Passons ici sur la polémique qui a opposé Christophe Girard (adjoint délégué à la culture) et l'administration du Glaz'art dans la presse. Ce qui est inquiétant est de voir encore une scène dédiée aux musiques actuelles disparaître. Victimes des différentes législations sur les lieux de spectacles et du manque de moyens, nombreux sont les lieux de "cultures nouvelles" à mettre la clé sous la porte.

L'on peut également s'interroger sur la logique de répartition des subventions culturelles de la mairie de Paris, qui, semble-t-il, préfère arroser à coup de millions ses projets institutionnalisés plutôt que de maintenir les subventions de petites structures.

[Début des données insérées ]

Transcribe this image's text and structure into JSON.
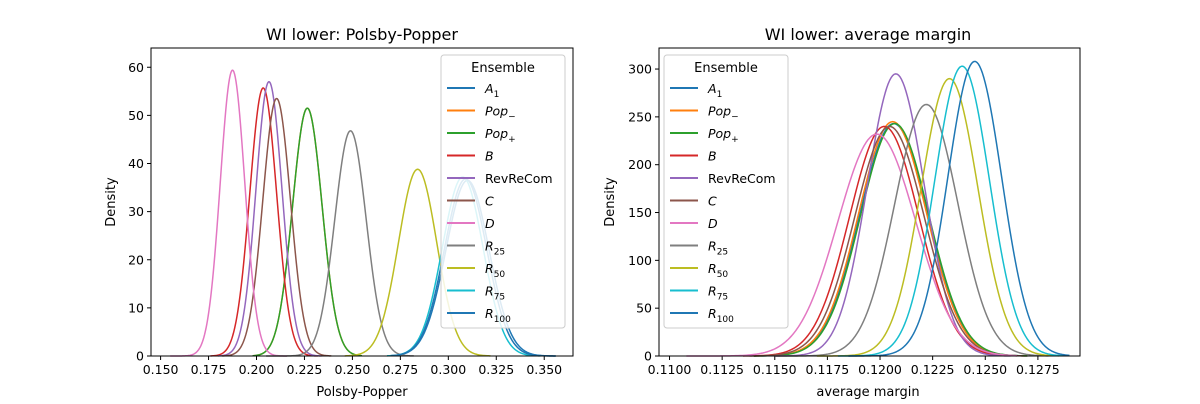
{
  "figure": {
    "background": "#ffffff"
  },
  "chart_data": [
    {
      "type": "line",
      "title": "WI lower: Polsby-Popper",
      "xlabel": "Polsby-Popper",
      "ylabel": "Density",
      "xlim": [
        0.145,
        0.365
      ],
      "ylim": [
        0,
        64
      ],
      "xticks": [
        0.15,
        0.175,
        0.2,
        0.225,
        0.25,
        0.275,
        0.3,
        0.325,
        0.35
      ],
      "xtick_labels": [
        "0.150",
        "0.175",
        "0.200",
        "0.225",
        "0.250",
        "0.275",
        "0.300",
        "0.325",
        "0.350"
      ],
      "yticks": [
        0,
        10,
        20,
        30,
        40,
        50,
        60
      ],
      "ytick_labels": [
        "0",
        "10",
        "20",
        "30",
        "40",
        "50",
        "60"
      ],
      "grid": false,
      "legend": {
        "title": "Ensemble",
        "placement": "top-right"
      },
      "series": [
        {
          "name": "A1",
          "sub": "1",
          "base": "A",
          "italic": true,
          "color": "#1f77b4",
          "mean": 0.31,
          "sd": 0.0112,
          "peak": 36.5,
          "range": [
            0.27,
            0.356
          ]
        },
        {
          "name": "Pop−",
          "sub": "−",
          "base": "Pop",
          "italic": true,
          "color": "#ff7f0e",
          "mean": 0.2265,
          "sd": 0.0077,
          "peak": 51.5,
          "range": [
            0.198,
            0.255
          ]
        },
        {
          "name": "Pop+",
          "sub": "+",
          "base": "Pop",
          "italic": true,
          "color": "#2ca02c",
          "mean": 0.2265,
          "sd": 0.0077,
          "peak": 51.5,
          "range": [
            0.198,
            0.255
          ]
        },
        {
          "name": "B",
          "sub": "",
          "base": "B",
          "italic": true,
          "color": "#d62728",
          "mean": 0.2035,
          "sd": 0.007,
          "peak": 55.7,
          "range": [
            0.176,
            0.232
          ]
        },
        {
          "name": "RevReCom",
          "sub": "",
          "base": "RevReCom",
          "italic": false,
          "color": "#9467bd",
          "mean": 0.2065,
          "sd": 0.0068,
          "peak": 57.0,
          "range": [
            0.18,
            0.234
          ]
        },
        {
          "name": "C",
          "sub": "",
          "base": "C",
          "italic": true,
          "color": "#8c564b",
          "mean": 0.2105,
          "sd": 0.0072,
          "peak": 53.5,
          "range": [
            0.182,
            0.239
          ]
        },
        {
          "name": "D",
          "sub": "",
          "base": "D",
          "italic": true,
          "color": "#e377c2",
          "mean": 0.1875,
          "sd": 0.0064,
          "peak": 59.4,
          "range": [
            0.155,
            0.216
          ]
        },
        {
          "name": "R25",
          "sub": "25",
          "base": "R",
          "italic": true,
          "color": "#7f7f7f",
          "mean": 0.249,
          "sd": 0.0082,
          "peak": 46.8,
          "range": [
            0.205,
            0.282
          ]
        },
        {
          "name": "R50",
          "sub": "50",
          "base": "R",
          "italic": true,
          "color": "#bcbd22",
          "mean": 0.284,
          "sd": 0.01,
          "peak": 38.8,
          "range": [
            0.246,
            0.322
          ]
        },
        {
          "name": "R75",
          "sub": "75",
          "base": "R",
          "italic": true,
          "color": "#17becf",
          "mean": 0.3075,
          "sd": 0.0106,
          "peak": 37.2,
          "range": [
            0.268,
            0.348
          ]
        },
        {
          "name": "R100",
          "sub": "100",
          "base": "R",
          "italic": true,
          "color": "#1f77b4",
          "mean": 0.309,
          "sd": 0.011,
          "peak": 36.8,
          "range": [
            0.27,
            0.356
          ]
        }
      ]
    },
    {
      "type": "line",
      "title": "WI lower: average margin",
      "xlabel": "average margin",
      "ylabel": "Density",
      "xlim": [
        0.1095,
        0.1295
      ],
      "ylim": [
        0,
        322
      ],
      "xticks": [
        0.11,
        0.1125,
        0.115,
        0.1175,
        0.12,
        0.1225,
        0.125,
        0.1275
      ],
      "xtick_labels": [
        "0.1100",
        "0.1125",
        "0.1150",
        "0.1175",
        "0.1200",
        "0.1225",
        "0.1250",
        "0.1275"
      ],
      "yticks": [
        0,
        50,
        100,
        150,
        200,
        250,
        300
      ],
      "ytick_labels": [
        "0",
        "50",
        "100",
        "150",
        "200",
        "250",
        "300"
      ],
      "grid": false,
      "legend": {
        "title": "Ensemble",
        "placement": "top-left"
      },
      "series": [
        {
          "name": "A1",
          "sub": "1",
          "base": "A",
          "italic": true,
          "color": "#1f77b4",
          "mean": 0.12065,
          "sd": 0.00162,
          "peak": 243,
          "range": [
            0.114,
            0.127
          ]
        },
        {
          "name": "Pop−",
          "sub": "−",
          "base": "Pop",
          "italic": true,
          "color": "#ff7f0e",
          "mean": 0.1206,
          "sd": 0.00162,
          "peak": 245,
          "range": [
            0.114,
            0.127
          ]
        },
        {
          "name": "Pop+",
          "sub": "+",
          "base": "Pop",
          "italic": true,
          "color": "#2ca02c",
          "mean": 0.1207,
          "sd": 0.00162,
          "peak": 243,
          "range": [
            0.114,
            0.127
          ]
        },
        {
          "name": "B",
          "sub": "",
          "base": "B",
          "italic": true,
          "color": "#d62728",
          "mean": 0.1202,
          "sd": 0.00165,
          "peak": 240,
          "range": [
            0.1135,
            0.1265
          ]
        },
        {
          "name": "RevReCom",
          "sub": "",
          "base": "RevReCom",
          "italic": false,
          "color": "#9467bd",
          "mean": 0.12075,
          "sd": 0.00135,
          "peak": 295,
          "range": [
            0.115,
            0.1262
          ]
        },
        {
          "name": "C",
          "sub": "",
          "base": "C",
          "italic": true,
          "color": "#8c564b",
          "mean": 0.12045,
          "sd": 0.00165,
          "peak": 240,
          "range": [
            0.1138,
            0.1268
          ]
        },
        {
          "name": "D",
          "sub": "",
          "base": "D",
          "italic": true,
          "color": "#e377c2",
          "mean": 0.11985,
          "sd": 0.00185,
          "peak": 232,
          "range": [
            0.1108,
            0.1265
          ]
        },
        {
          "name": "R25",
          "sub": "25",
          "base": "R",
          "italic": true,
          "color": "#7f7f7f",
          "mean": 0.1222,
          "sd": 0.0015,
          "peak": 263,
          "range": [
            0.115,
            0.128
          ]
        },
        {
          "name": "R50",
          "sub": "50",
          "base": "R",
          "italic": true,
          "color": "#bcbd22",
          "mean": 0.1233,
          "sd": 0.00135,
          "peak": 290,
          "range": [
            0.117,
            0.1285
          ]
        },
        {
          "name": "R75",
          "sub": "75",
          "base": "R",
          "italic": true,
          "color": "#17becf",
          "mean": 0.1239,
          "sd": 0.0013,
          "peak": 303,
          "range": [
            0.118,
            0.1288
          ]
        },
        {
          "name": "R100",
          "sub": "100",
          "base": "R",
          "italic": true,
          "color": "#1f77b4",
          "mean": 0.1245,
          "sd": 0.00128,
          "peak": 308,
          "range": [
            0.1185,
            0.129
          ]
        }
      ]
    }
  ]
}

Ainsi la ville de Paris soutient une cinquantaine de lieux de culture de proximité pour une enveloppe globale de 800.000 euros, alors que les aides accordées aux seuls projets de la Gaîté Lyrique, de la Maison des Metallos et du 104 rue d'Aubervilliers, s'élèvent à 110 millions d'euros. Dans le domaine de la musique classique, la mairie de Paris semble indiffèrente à la mort lente de l'Orchestre Lamoureux, institution historique du patrimoine musical, dont la subvention n'a pas été revue à la hausse depuis plusieurs années. Rappelons ici que l'Orchestre Lamoureux s'autofinance à plus de 50%, phénomène unique dans le milieu des orchestres classiques. Les orchestres permanents, eux, vivent toujours aussi confortablement.

On savait la politique culturelle de la ville de Paris axée principalement sur la démagogie. Aujourd'hui c'est l'ombre de l'institutionnalisation et de l'uniformisation qui plane sur la ville.